3/ Une mission, qui relève de l'employeur, confiée à la CSSCT

Accord UES Europ Assistance du 8 août 2019

4.3. Attributions déléguées à la CSSCT

La CSSCT se voit confier, par délégation du CSE, les attributions du CSE relatives à la santé, la sécurité et aux conditions de travail suivantes :

1°) Prévention des risques professionnels et amélioration des conditions de travail

La CSSCT se voit confier, par délégation, les missions suivantes :

  • La mise à jour du document unique d’évaluation des risques (DUER) ;
  • L’étude du rapport annuel faisant le bilan de la situation générale de la santé, de la sécurité et des conditions de travail et le programme annuel de prévention des risques professionnels et d’amélioration des conditions de travail ;
  • Le suivi et la prévention des accidents de trajet, de travail et des maladies professionnelles ;
  • La prévention des situations de harcèlement, l’amélioration des conditions de travail et de la qualité de vie au travail, en dehors de tout projet présenté devant le CSE pouvant avoir une incidence sur ces volets : dans ce dernier cas, le sujet est abordé exclusivement devant le CSE.

Dans le cadre de cette mission, la CSSCT peut formuler et communiquer à l’employeur toute proposition de nature à améliorer les conditions de travail des salariés.

► Pourquoi cette clause ne nous apparaît pas conforme à la loi : en principe, c'est à l'employeur, et à lui seul, qu'il incombe d'élaborer et de mettre à jour le document unique d'évaluation des risques professionnels (DUER). Juridiquement, le CSE n'apparaît pas compétent pour déléguer à la CSSCT cette tâche. Et ce, même si c'est l'employeur qui préside la commission SSCT (cette dernière peut en revanche aider à la mise à jour du DUER, sans en avoir la responsabilité).
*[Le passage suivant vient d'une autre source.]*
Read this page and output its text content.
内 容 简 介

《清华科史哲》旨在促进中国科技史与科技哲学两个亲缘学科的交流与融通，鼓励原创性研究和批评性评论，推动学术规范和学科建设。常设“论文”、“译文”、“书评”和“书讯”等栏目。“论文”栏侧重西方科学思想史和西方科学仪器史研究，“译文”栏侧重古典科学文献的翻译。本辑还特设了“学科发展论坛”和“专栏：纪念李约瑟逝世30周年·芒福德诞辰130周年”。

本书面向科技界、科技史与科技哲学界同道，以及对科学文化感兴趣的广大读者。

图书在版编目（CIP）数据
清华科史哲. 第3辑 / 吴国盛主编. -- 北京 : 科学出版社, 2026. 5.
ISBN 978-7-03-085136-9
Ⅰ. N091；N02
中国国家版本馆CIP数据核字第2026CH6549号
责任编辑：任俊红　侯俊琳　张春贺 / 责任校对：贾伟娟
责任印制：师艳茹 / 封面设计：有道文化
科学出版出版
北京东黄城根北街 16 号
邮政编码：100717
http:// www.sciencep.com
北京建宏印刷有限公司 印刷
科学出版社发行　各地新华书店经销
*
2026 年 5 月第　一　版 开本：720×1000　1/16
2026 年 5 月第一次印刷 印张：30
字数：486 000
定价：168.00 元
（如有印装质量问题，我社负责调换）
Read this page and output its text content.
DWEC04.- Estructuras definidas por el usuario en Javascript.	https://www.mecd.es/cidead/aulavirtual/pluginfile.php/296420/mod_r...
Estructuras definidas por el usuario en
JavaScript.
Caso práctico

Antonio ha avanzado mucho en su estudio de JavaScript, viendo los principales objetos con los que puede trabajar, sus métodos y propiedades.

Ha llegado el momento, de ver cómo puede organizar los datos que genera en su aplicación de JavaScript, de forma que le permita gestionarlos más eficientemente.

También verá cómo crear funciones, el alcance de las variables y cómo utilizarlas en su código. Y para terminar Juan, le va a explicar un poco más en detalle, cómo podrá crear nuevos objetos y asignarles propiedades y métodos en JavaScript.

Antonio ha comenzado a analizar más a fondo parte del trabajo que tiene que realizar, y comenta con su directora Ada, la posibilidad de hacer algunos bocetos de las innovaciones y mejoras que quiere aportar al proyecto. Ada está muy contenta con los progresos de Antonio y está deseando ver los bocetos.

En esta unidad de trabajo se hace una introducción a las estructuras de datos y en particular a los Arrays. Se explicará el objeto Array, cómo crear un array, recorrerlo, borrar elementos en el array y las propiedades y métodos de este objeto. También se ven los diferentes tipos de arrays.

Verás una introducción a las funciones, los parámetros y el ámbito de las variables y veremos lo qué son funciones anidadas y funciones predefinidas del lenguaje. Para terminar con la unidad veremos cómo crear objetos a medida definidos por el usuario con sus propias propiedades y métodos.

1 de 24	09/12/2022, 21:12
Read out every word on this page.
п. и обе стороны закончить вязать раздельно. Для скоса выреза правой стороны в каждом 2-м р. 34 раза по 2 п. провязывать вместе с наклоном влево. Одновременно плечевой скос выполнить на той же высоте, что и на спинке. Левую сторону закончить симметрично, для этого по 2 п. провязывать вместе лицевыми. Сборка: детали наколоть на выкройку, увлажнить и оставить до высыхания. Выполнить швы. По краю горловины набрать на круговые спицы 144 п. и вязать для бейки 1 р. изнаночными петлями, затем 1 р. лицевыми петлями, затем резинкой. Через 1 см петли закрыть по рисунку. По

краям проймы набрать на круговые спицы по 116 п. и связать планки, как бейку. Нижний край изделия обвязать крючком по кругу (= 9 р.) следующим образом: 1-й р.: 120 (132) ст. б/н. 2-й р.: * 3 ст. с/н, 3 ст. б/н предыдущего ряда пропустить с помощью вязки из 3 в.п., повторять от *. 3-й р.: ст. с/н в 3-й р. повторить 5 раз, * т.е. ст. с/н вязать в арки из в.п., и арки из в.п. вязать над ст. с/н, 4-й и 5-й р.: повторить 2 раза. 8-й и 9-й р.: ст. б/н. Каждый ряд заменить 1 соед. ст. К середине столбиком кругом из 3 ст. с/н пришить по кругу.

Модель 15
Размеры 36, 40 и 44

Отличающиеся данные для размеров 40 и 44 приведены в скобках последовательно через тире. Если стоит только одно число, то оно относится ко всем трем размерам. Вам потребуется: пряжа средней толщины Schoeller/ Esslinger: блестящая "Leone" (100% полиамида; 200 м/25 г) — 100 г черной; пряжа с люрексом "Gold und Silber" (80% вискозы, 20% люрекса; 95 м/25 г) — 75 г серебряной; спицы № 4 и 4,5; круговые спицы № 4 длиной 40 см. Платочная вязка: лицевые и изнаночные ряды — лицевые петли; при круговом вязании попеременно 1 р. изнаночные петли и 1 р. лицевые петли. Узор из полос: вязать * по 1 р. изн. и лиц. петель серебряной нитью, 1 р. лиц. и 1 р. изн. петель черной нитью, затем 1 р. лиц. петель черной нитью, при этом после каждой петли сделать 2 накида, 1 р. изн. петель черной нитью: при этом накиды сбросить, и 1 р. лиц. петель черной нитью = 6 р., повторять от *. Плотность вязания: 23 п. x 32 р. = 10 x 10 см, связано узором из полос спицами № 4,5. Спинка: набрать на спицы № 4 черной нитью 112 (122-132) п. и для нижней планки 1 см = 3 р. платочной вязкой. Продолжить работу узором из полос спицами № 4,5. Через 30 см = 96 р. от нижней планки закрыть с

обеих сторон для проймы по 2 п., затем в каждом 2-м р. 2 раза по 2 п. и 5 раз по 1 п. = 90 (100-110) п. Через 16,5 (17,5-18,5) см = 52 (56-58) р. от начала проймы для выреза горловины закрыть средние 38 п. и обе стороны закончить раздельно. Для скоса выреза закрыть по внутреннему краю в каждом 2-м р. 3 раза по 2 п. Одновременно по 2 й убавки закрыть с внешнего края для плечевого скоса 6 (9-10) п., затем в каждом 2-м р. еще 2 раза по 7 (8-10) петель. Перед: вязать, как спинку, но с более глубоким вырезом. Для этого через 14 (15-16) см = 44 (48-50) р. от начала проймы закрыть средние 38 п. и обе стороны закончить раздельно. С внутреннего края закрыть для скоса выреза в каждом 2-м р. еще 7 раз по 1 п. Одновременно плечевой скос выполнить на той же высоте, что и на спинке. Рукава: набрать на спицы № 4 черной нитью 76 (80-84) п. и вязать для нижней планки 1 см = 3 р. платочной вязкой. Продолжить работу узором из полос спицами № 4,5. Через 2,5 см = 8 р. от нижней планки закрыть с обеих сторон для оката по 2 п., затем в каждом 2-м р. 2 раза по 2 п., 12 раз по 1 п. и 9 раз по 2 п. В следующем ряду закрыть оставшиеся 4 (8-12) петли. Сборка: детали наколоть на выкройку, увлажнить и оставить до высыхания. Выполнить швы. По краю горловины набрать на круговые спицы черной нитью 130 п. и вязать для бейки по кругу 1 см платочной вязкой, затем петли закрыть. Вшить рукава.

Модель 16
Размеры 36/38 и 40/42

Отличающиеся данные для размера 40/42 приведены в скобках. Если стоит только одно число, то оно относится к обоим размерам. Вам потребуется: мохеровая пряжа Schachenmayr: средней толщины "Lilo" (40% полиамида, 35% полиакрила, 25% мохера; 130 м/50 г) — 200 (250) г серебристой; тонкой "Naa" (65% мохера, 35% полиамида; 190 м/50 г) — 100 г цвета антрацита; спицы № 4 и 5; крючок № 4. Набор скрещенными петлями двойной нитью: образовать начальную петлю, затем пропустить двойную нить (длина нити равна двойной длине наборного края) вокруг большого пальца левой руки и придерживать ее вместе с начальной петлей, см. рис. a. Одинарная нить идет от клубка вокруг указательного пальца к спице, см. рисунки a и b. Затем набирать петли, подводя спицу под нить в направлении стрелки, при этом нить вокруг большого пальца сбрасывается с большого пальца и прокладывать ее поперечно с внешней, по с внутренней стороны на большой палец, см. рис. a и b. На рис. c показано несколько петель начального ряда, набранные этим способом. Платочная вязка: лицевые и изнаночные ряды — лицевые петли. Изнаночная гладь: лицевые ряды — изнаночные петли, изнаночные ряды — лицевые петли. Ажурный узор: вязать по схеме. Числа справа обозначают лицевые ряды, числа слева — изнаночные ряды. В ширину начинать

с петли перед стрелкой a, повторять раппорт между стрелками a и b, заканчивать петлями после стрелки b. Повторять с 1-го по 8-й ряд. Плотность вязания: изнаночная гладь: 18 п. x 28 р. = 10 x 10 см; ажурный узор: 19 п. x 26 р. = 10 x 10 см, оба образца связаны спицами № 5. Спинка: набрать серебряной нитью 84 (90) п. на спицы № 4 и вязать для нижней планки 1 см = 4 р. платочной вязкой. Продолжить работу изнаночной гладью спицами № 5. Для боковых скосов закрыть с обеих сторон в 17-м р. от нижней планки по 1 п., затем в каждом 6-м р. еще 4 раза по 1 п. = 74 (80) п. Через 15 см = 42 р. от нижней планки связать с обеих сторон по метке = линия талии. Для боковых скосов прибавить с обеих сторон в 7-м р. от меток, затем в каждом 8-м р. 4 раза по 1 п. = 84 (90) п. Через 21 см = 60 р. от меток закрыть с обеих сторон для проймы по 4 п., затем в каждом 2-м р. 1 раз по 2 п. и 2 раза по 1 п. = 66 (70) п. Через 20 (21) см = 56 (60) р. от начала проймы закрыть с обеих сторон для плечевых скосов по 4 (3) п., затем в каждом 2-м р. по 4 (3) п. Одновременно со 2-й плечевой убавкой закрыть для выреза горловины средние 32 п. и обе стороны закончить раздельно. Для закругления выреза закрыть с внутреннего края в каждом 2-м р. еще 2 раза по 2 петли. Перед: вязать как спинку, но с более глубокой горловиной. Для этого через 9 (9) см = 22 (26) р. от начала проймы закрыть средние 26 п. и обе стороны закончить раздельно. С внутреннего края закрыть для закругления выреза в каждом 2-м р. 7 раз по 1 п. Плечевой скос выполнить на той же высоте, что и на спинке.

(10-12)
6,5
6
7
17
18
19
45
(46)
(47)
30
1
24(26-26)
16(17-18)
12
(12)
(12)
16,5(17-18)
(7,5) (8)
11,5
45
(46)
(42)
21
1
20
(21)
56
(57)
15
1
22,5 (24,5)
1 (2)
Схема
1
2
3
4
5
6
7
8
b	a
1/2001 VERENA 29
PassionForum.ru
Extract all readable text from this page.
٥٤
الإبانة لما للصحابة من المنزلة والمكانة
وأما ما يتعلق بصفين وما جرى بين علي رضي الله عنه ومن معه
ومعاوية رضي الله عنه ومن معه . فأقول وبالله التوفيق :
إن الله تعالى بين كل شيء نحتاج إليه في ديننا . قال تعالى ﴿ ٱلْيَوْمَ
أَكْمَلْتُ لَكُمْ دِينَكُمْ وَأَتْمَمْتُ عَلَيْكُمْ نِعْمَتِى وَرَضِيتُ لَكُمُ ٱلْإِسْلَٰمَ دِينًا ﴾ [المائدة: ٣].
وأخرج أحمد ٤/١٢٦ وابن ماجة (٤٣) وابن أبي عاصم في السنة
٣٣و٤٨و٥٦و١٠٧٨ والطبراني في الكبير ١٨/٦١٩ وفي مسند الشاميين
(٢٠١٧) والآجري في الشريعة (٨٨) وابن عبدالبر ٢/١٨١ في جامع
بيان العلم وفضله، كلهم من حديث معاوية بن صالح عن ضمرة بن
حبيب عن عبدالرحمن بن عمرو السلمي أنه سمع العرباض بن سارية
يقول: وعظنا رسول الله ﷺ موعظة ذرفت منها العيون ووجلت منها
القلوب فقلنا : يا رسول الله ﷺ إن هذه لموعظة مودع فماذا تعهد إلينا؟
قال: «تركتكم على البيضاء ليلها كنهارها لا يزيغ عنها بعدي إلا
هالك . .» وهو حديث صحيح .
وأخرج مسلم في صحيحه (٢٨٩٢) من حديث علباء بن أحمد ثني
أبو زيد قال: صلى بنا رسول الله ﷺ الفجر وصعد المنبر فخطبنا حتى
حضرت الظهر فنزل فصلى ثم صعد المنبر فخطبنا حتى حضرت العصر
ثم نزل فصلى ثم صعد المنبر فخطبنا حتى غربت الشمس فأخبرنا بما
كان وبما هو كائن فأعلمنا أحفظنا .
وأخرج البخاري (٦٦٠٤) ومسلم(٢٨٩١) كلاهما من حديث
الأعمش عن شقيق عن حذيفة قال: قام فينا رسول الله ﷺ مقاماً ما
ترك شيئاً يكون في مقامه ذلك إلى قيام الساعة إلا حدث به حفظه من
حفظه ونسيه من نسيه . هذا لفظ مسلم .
Pour rappel, le document unique d'évaluation des risques est un document dans lequel l'employeur doit transcrire les résultats de l'évaluation des risques pour la santé et la sécurité des travailleurs. Cette évaluation comporte un inventaire des risques identifiés dans chaque unité de travail de l'entreprise. Cela reste un document essentiel pour l'activité du CSE.